La Chambre des représentants avait déjà adopté le projet de loi H.R. 3633 par 294 voix contre 134 le 17 juillet 2025, transmettant ainsi le texte au Sénat pour suite à donner. Avant la publication du texte révisé du Sénat, la commission bancaire du Sénat avait adopté sa propre version du projet de loi H.R. 3633 par un vote bipartite de 15 voix contre 9, le 14 mai.
L’opposition est restée centrée sur les dispositions de fond plutôt que sur le calendrier procédural seul. Le personnel de la minorité de la commission bancaire du Sénat a publié le 5 août une analyse identifiant cinq domaines qu’il qualifie de failles majeures, notamment les protections en matière de valeurs mobilières qui, selon lui, pourraient exposer les avoirs des fonds de pension, ainsi que des préoccupations concernant le financement illicite, la stabilité financière et la protection des consommateurs.
Le personnel a également fait valoir que les dispositions éthiques n’empêcheraient pas le président Donald Trump de percevoir ses prochains 1,4 milliard de dollars de revenus issus des cryptomonnaies. Les partisans du projet soutiennent que ce cadre renforce la surveillance fédérale et la protection des investisseurs.
Que pourrait encore changer avant le vote ?
Trois questions en suspens font toujours l’objet de négociations suite à la publication du texte fusionné : les exigences en matière d’éthique, les dispositions relatives au financement illicite et l’harmonisation avec le libellé de la commission sénatoriale de l’agriculture. Le projet de 616 pages publié le 22 juillet associe un titre consacré à l’éthique à des dispositions relatives à l’application de la loi et aux sanctions que les démocrates ont cherché à élargir.

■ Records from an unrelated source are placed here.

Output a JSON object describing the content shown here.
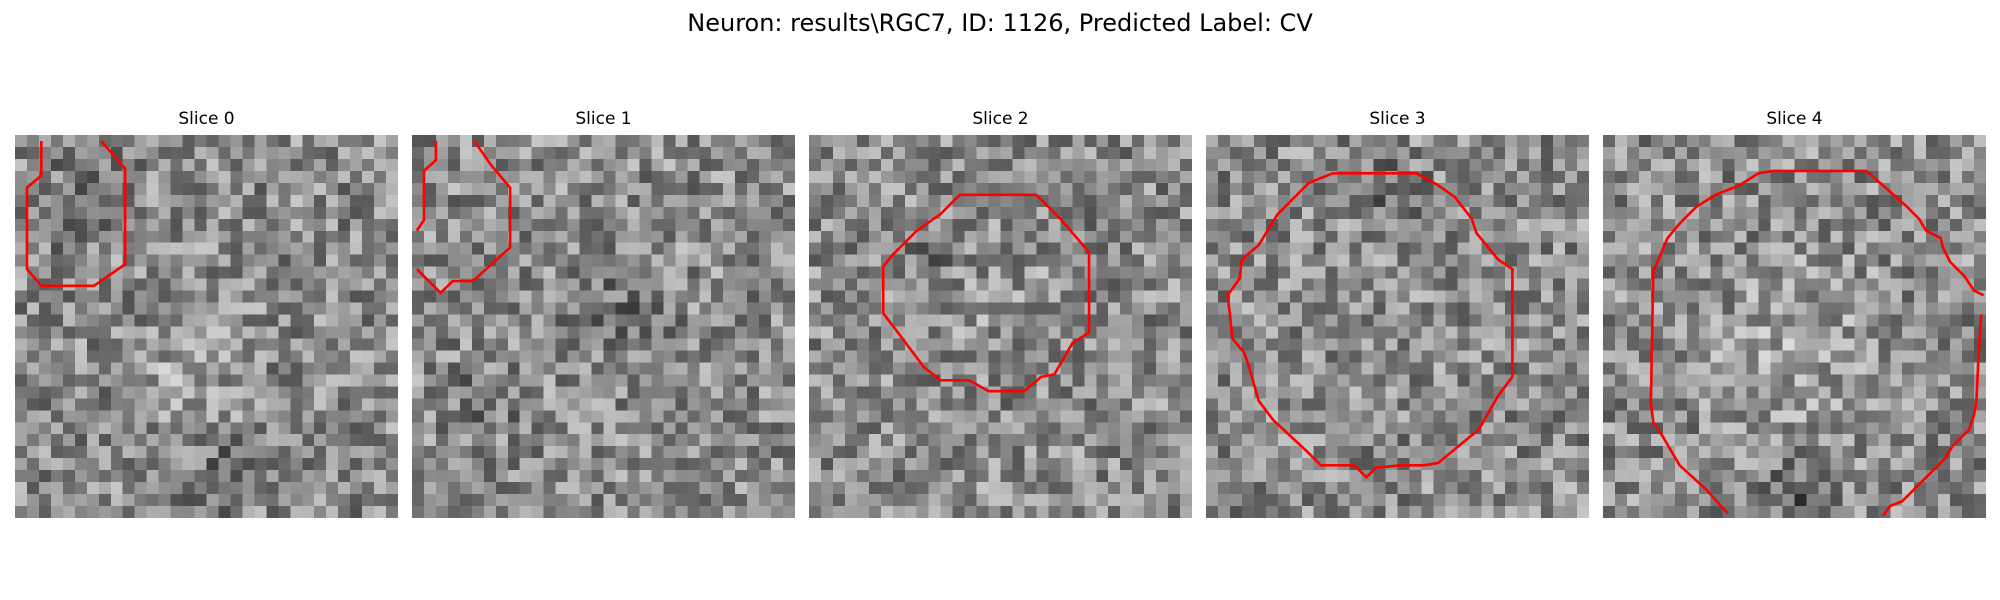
{
  "figure": {
    "title": "Neuron: results\\RGC7, ID: 1126, Predicted Label: CV"
  },
  "panels": [
    {
      "label": "Slice 0"
    },
    {
      "label": "Slice 1"
    },
    {
      "label": "Slice 2"
    },
    {
      "label": "Slice 3"
    },
    {
      "label": "Slice 4"
    }
  ],
  "colors": {
    "contour": "#ff0000",
    "colormap": "grayscale"
  }
}
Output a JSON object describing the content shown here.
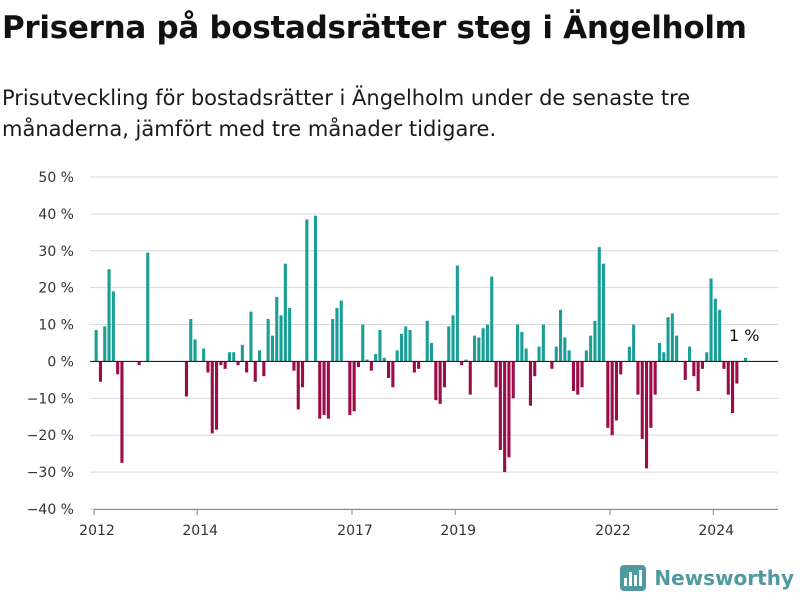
{
  "chart_data": {
    "type": "bar",
    "title": "Priserna på bostadsrätter steg i Ängelholm",
    "subtitle": "Prisutveckling för bostadsrätter i Ängelholm under de senaste tre månaderna, jämfört med tre månader tidigare.",
    "xlabel": "",
    "ylabel": "",
    "ylim": [
      -40,
      50
    ],
    "yticks": [
      -40,
      -30,
      -20,
      -10,
      0,
      10,
      20,
      30,
      40,
      50
    ],
    "ytick_labels": [
      "−40 %",
      "−30 %",
      "−20 %",
      "−10 %",
      "0 %",
      "10 %",
      "20 %",
      "30 %",
      "40 %",
      "50 %"
    ],
    "xticks": [
      "2012",
      "2014",
      "2017",
      "2019",
      "2022",
      "2024"
    ],
    "grid": true,
    "colors": {
      "positive": "#1a9e96",
      "negative": "#9c0c48"
    },
    "last_value_label": "1 %",
    "values": [
      8.5,
      -5.5,
      9.5,
      25.0,
      19.0,
      -3.5,
      -27.5,
      0.0,
      0.0,
      0.0,
      -1.0,
      0.0,
      29.5,
      0.0,
      0.0,
      0.0,
      0.0,
      0.0,
      0.0,
      0.0,
      0.0,
      -9.5,
      11.5,
      6.0,
      0.0,
      3.5,
      -3.0,
      -19.5,
      -18.5,
      -1.0,
      -2.0,
      2.5,
      2.5,
      -1.0,
      4.5,
      -3.0,
      13.5,
      -5.5,
      3.0,
      -4.0,
      11.5,
      7.0,
      17.5,
      12.5,
      26.5,
      14.5,
      -2.5,
      -13.0,
      -7.0,
      38.5,
      0.0,
      39.5,
      -15.5,
      -14.5,
      -15.5,
      11.5,
      14.5,
      16.5,
      0.0,
      -14.5,
      -13.5,
      -1.5,
      10.0,
      0.5,
      -2.5,
      2.0,
      8.5,
      1.0,
      -4.5,
      -7.0,
      3.0,
      7.5,
      9.5,
      8.5,
      -3.0,
      -2.0,
      0.0,
      11.0,
      5.0,
      -10.5,
      -11.5,
      -7.0,
      9.5,
      12.5,
      26.0,
      -1.0,
      0.5,
      -9.0,
      7.0,
      6.5,
      9.0,
      10.0,
      23.0,
      -7.0,
      -24.0,
      -30.0,
      -26.0,
      -10.0,
      10.0,
      8.0,
      3.5,
      -12.0,
      -4.0,
      4.0,
      10.0,
      0.0,
      -2.0,
      4.0,
      14.0,
      6.5,
      3.0,
      -8.0,
      -9.0,
      -7.0,
      3.0,
      7.0,
      11.0,
      31.0,
      26.5,
      -18.0,
      -20.0,
      -16.0,
      -3.5,
      0.0,
      4.0,
      10.0,
      -9.0,
      -21.0,
      -29.0,
      -18.0,
      -9.0,
      5.0,
      2.5,
      12.0,
      13.0,
      7.0,
      0.0,
      -5.0,
      4.0,
      -4.0,
      -8.0,
      -2.0,
      2.5,
      22.5,
      17.0,
      14.0,
      -2.0,
      -9.0,
      -14.0,
      -6.0,
      0.0,
      1.0
    ]
  }
}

Les dispositions éthiques interdiraient au président, au vice-président, aux membres du Congrès, aux juges fédéraux et à leurs conjoints d’émettre ou de parrainer des actifs numériques à titre onéreux pendant la durée de leur mandat. Cette restriction expirera le 20 janvier 2029 à midi, à moins que le Congrès ne la renouvelle, et son application relèverait du ministère de la Justice.
Le financement illicite et la conciliation du texte de la commission sénatoriale de l’agriculture restent deux autres points d’achoppement à l’approche du vote de septembre. Les négociateurs doivent encore déterminer comment la loi sur les intermédiaires de matières premières numériques (Digital Commodity Intermediaries Act, S. 3755) s’intégrera dans l’ensemble de mesures, ni dans quelle mesure le projet de loi devrait s’étendre aux plateformes de finance décentralisée et aux services de mixage.

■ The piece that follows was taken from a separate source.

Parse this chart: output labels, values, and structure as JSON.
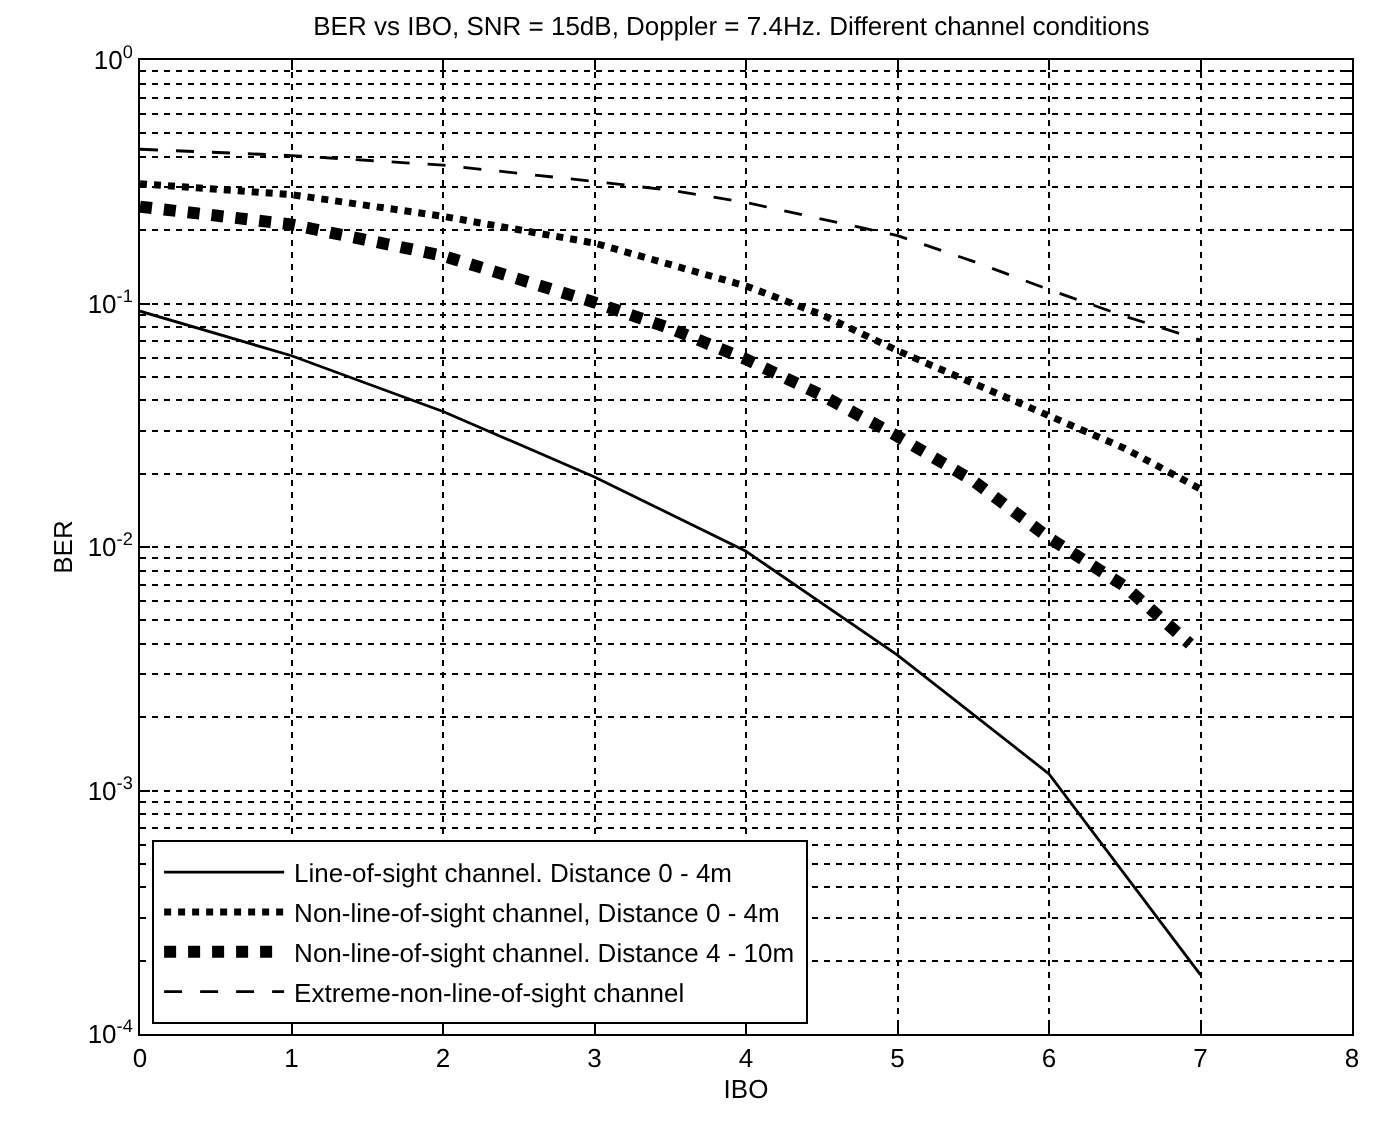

Que se passera-t-il si la loi CLARITY obtient la clôture du débat ?
Le recours à la clôture limite à 30 heures l’examen de la motion de procédure, après quoi le Sénat vote sur la motion elle-même ; toutefois, le Sénat peut raccourcir ce délai par consentement unanime ou procéder au vote plus tôt si les sénateurs ne souhaitent plus prolonger le débat. Ce n’est qu’une fois la motion de procédure approuvée que la chambre commencerait officiellement à examiner la loi CLARITY elle-même.

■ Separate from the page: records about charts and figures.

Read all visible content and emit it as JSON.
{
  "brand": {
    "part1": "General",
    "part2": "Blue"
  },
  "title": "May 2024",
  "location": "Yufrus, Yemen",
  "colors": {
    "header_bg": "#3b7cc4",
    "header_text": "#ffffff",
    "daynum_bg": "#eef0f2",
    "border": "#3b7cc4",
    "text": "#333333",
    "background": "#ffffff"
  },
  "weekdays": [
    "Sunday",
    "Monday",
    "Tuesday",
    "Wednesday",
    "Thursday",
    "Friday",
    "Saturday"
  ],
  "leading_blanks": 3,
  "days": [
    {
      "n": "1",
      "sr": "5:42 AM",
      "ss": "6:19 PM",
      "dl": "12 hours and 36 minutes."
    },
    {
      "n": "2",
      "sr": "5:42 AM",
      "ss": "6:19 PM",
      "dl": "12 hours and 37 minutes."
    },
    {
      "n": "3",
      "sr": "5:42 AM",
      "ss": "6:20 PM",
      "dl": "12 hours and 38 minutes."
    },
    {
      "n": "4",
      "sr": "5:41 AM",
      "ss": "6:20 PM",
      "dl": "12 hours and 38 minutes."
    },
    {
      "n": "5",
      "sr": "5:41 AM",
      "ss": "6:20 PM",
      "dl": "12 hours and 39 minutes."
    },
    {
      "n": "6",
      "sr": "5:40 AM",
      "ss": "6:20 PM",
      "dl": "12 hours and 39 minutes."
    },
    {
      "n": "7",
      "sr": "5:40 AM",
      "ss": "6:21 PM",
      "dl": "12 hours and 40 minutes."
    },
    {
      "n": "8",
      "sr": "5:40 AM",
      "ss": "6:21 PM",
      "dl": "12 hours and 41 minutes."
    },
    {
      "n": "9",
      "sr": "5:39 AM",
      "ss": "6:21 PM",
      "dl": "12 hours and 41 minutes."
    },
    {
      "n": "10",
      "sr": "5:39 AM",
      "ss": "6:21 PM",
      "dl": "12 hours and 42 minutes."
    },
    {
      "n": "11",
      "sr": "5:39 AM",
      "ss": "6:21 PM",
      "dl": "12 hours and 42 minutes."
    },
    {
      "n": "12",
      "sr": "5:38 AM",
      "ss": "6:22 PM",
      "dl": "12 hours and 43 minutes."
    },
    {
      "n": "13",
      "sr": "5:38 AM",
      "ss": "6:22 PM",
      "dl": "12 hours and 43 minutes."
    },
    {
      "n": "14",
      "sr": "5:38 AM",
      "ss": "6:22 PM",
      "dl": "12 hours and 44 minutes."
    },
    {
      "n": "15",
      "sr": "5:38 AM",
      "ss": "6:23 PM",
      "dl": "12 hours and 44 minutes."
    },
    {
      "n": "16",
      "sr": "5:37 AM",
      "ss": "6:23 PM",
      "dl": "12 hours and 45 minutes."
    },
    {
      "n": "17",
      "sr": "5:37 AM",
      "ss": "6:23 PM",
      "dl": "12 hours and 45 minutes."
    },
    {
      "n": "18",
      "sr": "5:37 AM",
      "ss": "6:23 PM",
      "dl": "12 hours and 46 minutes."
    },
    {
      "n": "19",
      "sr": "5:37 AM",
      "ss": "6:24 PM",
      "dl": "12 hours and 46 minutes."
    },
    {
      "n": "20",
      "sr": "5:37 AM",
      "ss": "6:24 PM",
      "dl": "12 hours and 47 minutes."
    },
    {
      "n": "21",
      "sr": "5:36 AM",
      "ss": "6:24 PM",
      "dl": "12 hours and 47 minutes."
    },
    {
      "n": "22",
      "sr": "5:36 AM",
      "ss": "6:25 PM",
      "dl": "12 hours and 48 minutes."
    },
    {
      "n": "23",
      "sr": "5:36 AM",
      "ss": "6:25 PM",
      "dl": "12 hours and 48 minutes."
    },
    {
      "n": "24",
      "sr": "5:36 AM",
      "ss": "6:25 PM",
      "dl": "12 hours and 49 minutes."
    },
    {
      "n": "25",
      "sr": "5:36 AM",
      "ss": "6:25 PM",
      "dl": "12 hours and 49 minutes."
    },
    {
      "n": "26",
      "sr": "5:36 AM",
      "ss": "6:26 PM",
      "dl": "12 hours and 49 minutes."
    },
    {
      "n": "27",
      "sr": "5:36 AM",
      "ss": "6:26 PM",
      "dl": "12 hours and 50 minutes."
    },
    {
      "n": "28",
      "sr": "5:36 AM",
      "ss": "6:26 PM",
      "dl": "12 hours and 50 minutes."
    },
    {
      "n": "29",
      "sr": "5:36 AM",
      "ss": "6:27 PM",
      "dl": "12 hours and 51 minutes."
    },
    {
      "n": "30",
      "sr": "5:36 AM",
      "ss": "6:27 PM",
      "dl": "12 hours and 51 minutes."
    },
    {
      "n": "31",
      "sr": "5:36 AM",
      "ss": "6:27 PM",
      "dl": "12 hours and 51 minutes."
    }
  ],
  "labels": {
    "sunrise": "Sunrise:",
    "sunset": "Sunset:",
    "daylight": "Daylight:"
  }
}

Les traders de Polymarket estiment que les chances d’adoption cette année sont limitées. La cote sur la question de savoir si le projet de loi H.R. 3633 sera promulgué s’établissait à 21 % au 9 août, contre 82 % en février, avec plus de 5,5 millions de dollars misés sur l’issue du vote.
Deux étapes supplémentaires suivraient l’adoption de la motion de mise en délibération. Pour clore le débat sur le projet de loi lui-même, une motion de clôture distincte, requérant 60 voix, serait nécessaire ; par ailleurs, toute modification apportée par le Sénat au projet de loi H.R. 3633 renverrait le texte amendé à la Chambre des représentants avant qu’il ne puisse parvenir au bureau du président.
Cet article a été traduit de l'anglais à l'aide de l'IA. La version originale en anglais fait foi ; les traductions automatiques peuvent contenir des inexactitudes, en particulier dans la terminologie juridique et réglementaire.